Sunday, September 1, 2013

Classic Movie Picks: September 2013

by Lani

Each month, I scour the Turner Classic Movies schedule for upcoming films that I can't miss. The highlights are posted here for your reading and viewing pleasure! (All listed times are Eastern Standard, check your local listings or TCM.com for actual air times in your area. Each day's schedule begins at 6:00 a.m.; if a film airs between midnight and 6 a.m. it is listed on the previous day's programming schedule.)


The Story of Film: An Odyssey (2011)
This 15-episode documentary, directed and narrated by Mark Cousins and adapted from his 2004 book, was originally broadcast as a TV series in the UK and (as far as I know) this is its U.S. broadcast premiere. The series takes a comprehensive overview of the history and art of motion pictures, spanning over 100 hundred years and focusing not just on Hollywood, but on cinema from around the world. Monday nights in September we'll get the first five installments of the series, which will continue through December.

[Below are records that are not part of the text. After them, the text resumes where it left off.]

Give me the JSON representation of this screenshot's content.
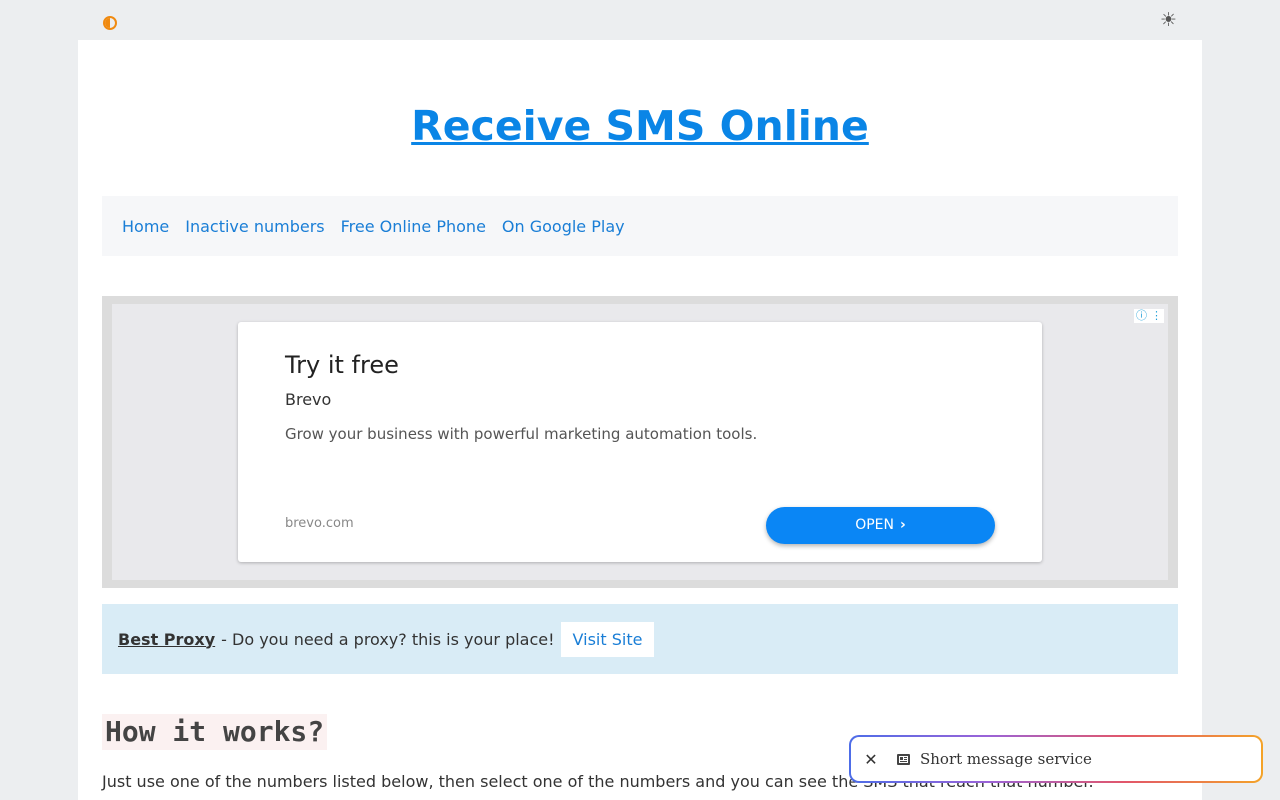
{
  "icons": {
    "contrast": "contrast-icon",
    "theme": "sun-icon",
    "close": "close-icon",
    "article": "article-icon"
  },
  "theme_toggle": {
    "glyph": "☀"
  },
  "header": {
    "title": "Receive SMS Online"
  },
  "nav": {
    "items": [
      {
        "label": "Home"
      },
      {
        "label": "Inactive numbers"
      },
      {
        "label": "Free Online Phone"
      },
      {
        "label": "On Google Play"
      }
    ]
  },
  "ad": {
    "choices_info": "ⓘ",
    "choices_menu": "⋮",
    "headline": "Try it free",
    "advertiser": "Brevo",
    "description": "Grow your business with powerful marketing automation tools.",
    "domain": "brevo.com",
    "cta": "OPEN",
    "cta_chevron": "›"
  },
  "promo": {
    "link": "Best Proxy",
    "text": "- Do you need a proxy? this is your place!",
    "button": "Visit Site"
  },
  "how_it_works": {
    "heading": "How it works?",
    "text": "Just use one of the numbers listed below, then select one of the numbers and you can see the SMS that reach that number."
  },
  "toast": {
    "close": "✕",
    "text": "Short message service"
  },
  "colors": {
    "accent": "#0a85e6",
    "link": "#1a7ed6",
    "cta": "#0a86f5",
    "promo_bg": "#d9ecf6",
    "contrast_icon": "#f08a10"
  }
}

Tuesdays in primetime will feature films which are related to that week's "chapter."

9/2, 4:15 PM - Pitfall (1948)
Insurance investigator Dick Powell and crooked private eye Raymond Burr clash as they both investigate an embezzler -- and fall for the man's girlfriend, played by Lizabeth Scott. Straight-arrow Powell should know better than to fall for a femme fatale, but when has that ever stopped a noir hero? This film just become available on DVD, due to exposure received at the Telluride Film Festival in a retrospective of films of director Andre de Toth. Today, it's being shown as part of TCM's annual tribute to the festival.
BONUS: 9/2, 8 AM - History is Made at Night (1937)
Charles Boyer and Jean Arthur star in this lush romance which is also part of the Telluride tribute. He's a suave and chivalrous waiter, she's a society lady with a maniacally jealous husband -- together, can they find true love and happiness?

9/14, 8 PM and 9/22, 11:30 AM - Lifeboat (1944)
Alfred Hitchcock's 1944 film Lifeboat is showing twice this month, once as an installment of "The Essentials" on 9/18, and again on 9/22 as part of TCM's month-long "Sundays with Hitch" programming. When thinking about Hitchcock's best films, Lifeboat is generally not the first, or even tenth, film to come to mind. However, it is one film from Hitch's "golden age" of the 40s and 50s that I have not seen, and the premise is very intriguing. After their ship is sunk by a Nazi U-boat, a group of passengers aboard a lifeboat must survive each other and the sea. The technical constraints of this story require the hand of a master to make the film work -- so I can't wait to see what Hitchcock was able to do.


9/24, 9 PM - L'Atalante (1934)
This is the only full-length film by French director Jean Vigo who died in 1934 at the age of 29 of tuberculosis. He died thinking he was a failure, but history has named him a master poetic realism. In L'Atalante, Luminous Dita Parlo plays a new bride who finds that life aboard her husband's barge is not the adventure she hoped for and they nearly lose everything when she sneaks off to experience Paris nightlife. The film has gone through many restorations over the years because of editing done by the original distributor. The final missing piece was found in an Italian vault in 1990 and since then the film has been receiving accolades along the lines of "greatest film ever made."

Friday Night Spotlight - Future Shock!
Film critic Michael Phillips of the Chicago Tribune hosts this month's Friday night series presenting visions of the future on film. The films include Fritz Lang's early classic Metropolis, as well as more recent sci-fi fare like Steven Spielberg's A.I.: Artificial Intelligence and Minority Report. Sometimes the best part of watching a film set in the future is being able to compare its vision to what actually happened. My favorite film in the line-up is Escape from New York (1981); director John Carpenter creates a wonderfully spooky atmosphere and Kurt Russell is simply iconic as the tough anti-hero Snake Plisskin. Luckily by 1997, when Escape is set, New York City had not been converted into a maximum security prison, so that film's depiction of the future remains, thankfully, fictional. On the other hand, Total Recall (1990), another film in the Future Shock series, was eerily accurate in its depiction of some of the aspects of future life -- video phones, full body security X-rays, TV ads on the subway...one character even plays tennis with a device similar to the Nintendo Wii. (Check out our From the Vault review of Total Recall for more of that film's predictions of the future.) If you are looking for a more kid-friendly movie from this series, try The Time Machine (1960), a well-made adventure starring Rod Taylor as the time traveler.